This Year’s Guidance Approach
Michael Weinstein – JPMorgan Securities: Dan, maybe I’ll start from kind of the highest level on the guidance. We went back the last couple of years with medical device markets slowing. It would turn out that you’ve guided in January and then having to back off of that guidance by the middle of the year. It looks like you approached this year’s guidance with a different intention. Can you just talk more big picture about, how you think about guidance and how you approached this year versus prior years?
Daniel J. Starks – Chairman, President and CEO: I can tell you how we approached it this year. We approached our guidance this year with the determination that if we were going to err with our revenue guidance, we were going to err on the side of being conservative. That has been our general attitude with initial guidance in past years as well. Although in past years, we have been surprised by negative developments that unfolded during the years, particularly with respect to a number of points that maybe are not worth revisiting here on this call, but in the last couple of years there have been negative developments that I think were not predicted by any of us and this year it may turn out to be the same, but our expectation is that we have – that if we have erred, we’ve erred on the side of being conservative.
Michael Weinstein – JPMorgan Securities: Let me just ask more two product specific questions. One, with MediGuide now launched and can you just talk about the gating factor? You talked about 12 installations in 2013. Why is it 12 and not two or three times that amount? Then second, can you give us an update on the neuromodulation warning letter and what expectations we should have for resolution 2013?
Daniel J. Starks – Chairman, President and CEO: Sure. Yeah, with MediGuide, our – we keep in mind, for example – I’m not going to mention a – some of you will think of other technology that has been offered by other companies in past times, where the tools needed to make the technology clinically valuable and cost effective. We’re really not available at the time that the capital equipment became available and people can think of examples where expensive capital equipment is sitting in the corner of EP cath labs and people use it to the hang their (lead) rather than use it in their clinical procedure. So, we are very focused on that as a negative customer experience that has resulted from other companies’ new technology, and we are determined that that will not be the case with the MediGuide technology. So, we are making ourselves be patient and very disciplined at the rate with which we roll out the MediGuide technology, and we are going to make sure that the disposable tools that are needed to make the MediGuide technology fully usable and clinically relevant and cost-effective are available at the same time that customers receive the capital equipment. So, we will offer more information about the flow of new products related to the MediGuide platform next week at our Annual Investor Conference. So that’s the first gating item. The second gating item is that we want the technology to be well-understood and we want the value of the technology to be well-understood at the point where we initiate full global launch. And in order for that to be the case, we need more clinical evidence. So we now have a core of centers, who are generating the clinical evidence that we want to have in hand and fully communicated to customers around the world at the time that we fully launch the MediGuide technology. So we are walking before we run. And we go from one system to six systems to 12 systems, and then we expect everything is on track here for full commercial launch in 2014. So that’s how we’re looking at it. Michael, you asked me a second question.

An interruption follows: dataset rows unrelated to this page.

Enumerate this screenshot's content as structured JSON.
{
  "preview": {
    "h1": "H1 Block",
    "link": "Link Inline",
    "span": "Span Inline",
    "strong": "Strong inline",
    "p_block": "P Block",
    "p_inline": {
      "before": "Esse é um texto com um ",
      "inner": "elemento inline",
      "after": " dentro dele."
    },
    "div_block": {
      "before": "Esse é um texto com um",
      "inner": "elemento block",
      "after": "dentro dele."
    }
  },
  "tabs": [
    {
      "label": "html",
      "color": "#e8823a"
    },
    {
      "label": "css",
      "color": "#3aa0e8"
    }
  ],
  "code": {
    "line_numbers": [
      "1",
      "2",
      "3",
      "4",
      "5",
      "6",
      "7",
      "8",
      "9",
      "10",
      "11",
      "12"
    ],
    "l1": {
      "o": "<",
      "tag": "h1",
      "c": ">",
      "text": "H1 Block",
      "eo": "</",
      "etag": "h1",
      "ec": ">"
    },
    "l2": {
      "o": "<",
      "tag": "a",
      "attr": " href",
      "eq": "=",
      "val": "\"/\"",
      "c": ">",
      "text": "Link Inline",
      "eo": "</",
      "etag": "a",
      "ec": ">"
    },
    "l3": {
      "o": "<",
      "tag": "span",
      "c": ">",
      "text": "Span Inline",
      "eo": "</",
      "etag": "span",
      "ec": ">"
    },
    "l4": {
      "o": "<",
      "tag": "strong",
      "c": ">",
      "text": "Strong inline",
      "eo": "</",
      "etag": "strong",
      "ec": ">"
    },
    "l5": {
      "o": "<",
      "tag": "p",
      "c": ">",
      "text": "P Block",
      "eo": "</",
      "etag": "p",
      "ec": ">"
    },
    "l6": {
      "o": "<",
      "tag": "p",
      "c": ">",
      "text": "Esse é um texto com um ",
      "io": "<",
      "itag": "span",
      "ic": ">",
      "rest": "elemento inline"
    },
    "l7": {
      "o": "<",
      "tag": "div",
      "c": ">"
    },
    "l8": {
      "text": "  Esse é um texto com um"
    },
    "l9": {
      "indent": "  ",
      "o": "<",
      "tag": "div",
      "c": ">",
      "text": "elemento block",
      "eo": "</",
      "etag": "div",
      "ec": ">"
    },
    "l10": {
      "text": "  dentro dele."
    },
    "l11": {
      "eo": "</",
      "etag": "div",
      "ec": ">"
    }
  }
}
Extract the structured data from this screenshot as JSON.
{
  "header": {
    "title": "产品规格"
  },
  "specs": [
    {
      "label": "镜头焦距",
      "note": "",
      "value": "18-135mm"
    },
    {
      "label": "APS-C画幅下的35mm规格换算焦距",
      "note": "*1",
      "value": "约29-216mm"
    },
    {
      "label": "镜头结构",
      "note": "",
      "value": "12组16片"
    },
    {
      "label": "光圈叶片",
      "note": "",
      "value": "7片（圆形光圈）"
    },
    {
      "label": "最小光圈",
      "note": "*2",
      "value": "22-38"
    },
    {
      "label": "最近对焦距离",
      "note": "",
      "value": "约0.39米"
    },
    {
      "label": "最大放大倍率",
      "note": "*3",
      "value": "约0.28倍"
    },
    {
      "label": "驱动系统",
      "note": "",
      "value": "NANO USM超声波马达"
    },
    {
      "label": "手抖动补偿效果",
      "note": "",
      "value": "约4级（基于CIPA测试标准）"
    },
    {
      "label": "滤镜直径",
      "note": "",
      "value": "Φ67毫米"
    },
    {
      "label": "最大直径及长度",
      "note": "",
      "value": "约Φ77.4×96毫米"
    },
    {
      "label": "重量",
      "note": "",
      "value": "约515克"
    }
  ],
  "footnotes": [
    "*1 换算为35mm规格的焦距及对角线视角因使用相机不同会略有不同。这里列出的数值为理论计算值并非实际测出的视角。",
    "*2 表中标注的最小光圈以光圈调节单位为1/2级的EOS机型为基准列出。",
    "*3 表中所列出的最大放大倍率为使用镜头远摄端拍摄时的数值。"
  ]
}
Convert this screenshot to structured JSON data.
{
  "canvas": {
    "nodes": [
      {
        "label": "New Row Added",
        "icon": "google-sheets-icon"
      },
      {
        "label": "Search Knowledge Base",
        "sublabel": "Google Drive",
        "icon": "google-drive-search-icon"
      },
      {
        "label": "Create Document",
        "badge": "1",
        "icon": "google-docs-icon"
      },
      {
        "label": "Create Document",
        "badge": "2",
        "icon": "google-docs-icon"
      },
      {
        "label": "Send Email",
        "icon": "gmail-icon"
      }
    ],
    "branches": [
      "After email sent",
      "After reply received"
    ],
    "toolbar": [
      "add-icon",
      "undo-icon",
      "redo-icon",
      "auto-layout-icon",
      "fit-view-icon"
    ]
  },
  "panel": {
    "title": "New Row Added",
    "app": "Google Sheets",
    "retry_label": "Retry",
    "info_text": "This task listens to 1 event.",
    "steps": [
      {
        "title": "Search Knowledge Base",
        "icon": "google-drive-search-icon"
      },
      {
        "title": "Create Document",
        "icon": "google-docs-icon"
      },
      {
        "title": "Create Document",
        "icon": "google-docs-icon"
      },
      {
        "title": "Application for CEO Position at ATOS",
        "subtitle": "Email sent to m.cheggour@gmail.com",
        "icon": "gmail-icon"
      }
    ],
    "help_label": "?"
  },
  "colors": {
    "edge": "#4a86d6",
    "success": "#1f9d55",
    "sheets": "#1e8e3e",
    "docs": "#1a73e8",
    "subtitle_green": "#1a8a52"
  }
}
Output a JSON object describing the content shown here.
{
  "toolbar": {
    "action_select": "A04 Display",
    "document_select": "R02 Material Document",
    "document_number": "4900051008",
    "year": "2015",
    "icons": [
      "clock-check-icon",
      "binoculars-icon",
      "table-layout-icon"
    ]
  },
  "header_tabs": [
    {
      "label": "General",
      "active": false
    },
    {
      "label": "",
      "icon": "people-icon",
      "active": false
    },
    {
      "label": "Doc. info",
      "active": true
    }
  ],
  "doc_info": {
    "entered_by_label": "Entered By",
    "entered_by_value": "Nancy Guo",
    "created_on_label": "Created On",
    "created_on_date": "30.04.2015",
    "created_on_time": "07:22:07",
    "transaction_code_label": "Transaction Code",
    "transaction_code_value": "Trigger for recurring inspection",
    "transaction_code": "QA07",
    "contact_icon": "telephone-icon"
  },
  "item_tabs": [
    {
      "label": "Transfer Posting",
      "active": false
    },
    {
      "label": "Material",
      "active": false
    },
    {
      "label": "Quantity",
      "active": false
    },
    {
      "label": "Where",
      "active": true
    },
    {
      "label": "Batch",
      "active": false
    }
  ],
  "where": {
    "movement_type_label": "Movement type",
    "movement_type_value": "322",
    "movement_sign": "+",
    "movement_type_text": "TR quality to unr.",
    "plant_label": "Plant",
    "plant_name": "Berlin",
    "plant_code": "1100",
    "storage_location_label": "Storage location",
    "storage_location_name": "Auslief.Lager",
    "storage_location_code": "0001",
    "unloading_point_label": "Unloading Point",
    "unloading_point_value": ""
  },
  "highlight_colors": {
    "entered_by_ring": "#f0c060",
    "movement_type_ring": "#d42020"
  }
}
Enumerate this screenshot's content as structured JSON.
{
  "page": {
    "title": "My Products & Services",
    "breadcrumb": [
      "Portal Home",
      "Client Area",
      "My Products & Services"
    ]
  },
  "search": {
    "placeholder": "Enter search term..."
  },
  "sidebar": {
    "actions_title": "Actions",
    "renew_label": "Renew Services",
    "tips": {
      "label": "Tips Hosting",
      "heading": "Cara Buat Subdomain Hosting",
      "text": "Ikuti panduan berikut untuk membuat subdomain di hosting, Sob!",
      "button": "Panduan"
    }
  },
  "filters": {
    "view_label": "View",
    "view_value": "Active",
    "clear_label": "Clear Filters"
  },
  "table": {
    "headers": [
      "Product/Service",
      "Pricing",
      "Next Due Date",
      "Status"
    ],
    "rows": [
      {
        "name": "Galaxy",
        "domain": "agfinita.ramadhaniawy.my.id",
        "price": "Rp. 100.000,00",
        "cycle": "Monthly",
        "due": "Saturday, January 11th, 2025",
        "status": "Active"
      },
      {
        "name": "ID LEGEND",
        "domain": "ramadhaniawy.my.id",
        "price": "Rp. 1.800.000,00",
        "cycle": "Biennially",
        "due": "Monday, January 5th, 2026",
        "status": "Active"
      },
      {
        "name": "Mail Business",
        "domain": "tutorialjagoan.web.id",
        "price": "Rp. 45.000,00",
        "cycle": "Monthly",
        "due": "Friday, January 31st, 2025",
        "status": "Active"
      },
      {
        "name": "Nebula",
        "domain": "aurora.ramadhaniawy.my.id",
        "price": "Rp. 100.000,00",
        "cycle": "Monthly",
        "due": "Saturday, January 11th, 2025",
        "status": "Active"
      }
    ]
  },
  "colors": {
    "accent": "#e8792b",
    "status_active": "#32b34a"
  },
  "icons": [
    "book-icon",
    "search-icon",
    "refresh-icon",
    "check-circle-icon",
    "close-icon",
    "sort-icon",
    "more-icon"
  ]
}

Michael Weinstein – JPMorgan Securities: Neuromodulation.
Daniel J. Starks – Chairman, President and CEO: Okay, yes. So we’ve made very good progress remediating the neuromodulation warning letter and the remediation is largely behind us. We had a very encouraging inspectional result in September. We had a re-inspection from FDA. The re-inspection resulted in only one observation. It was a minor observation relating to a flowchart that was not within document control. We remediated that the same day we received the observation. And other than that, we had a very clean inspection. So the remediation has really – is nearing its conclusion. Eric Fain will talk a little bit more about the remaining remediation next week at our annual investor conference. We expect the remediation to be complete during 2013.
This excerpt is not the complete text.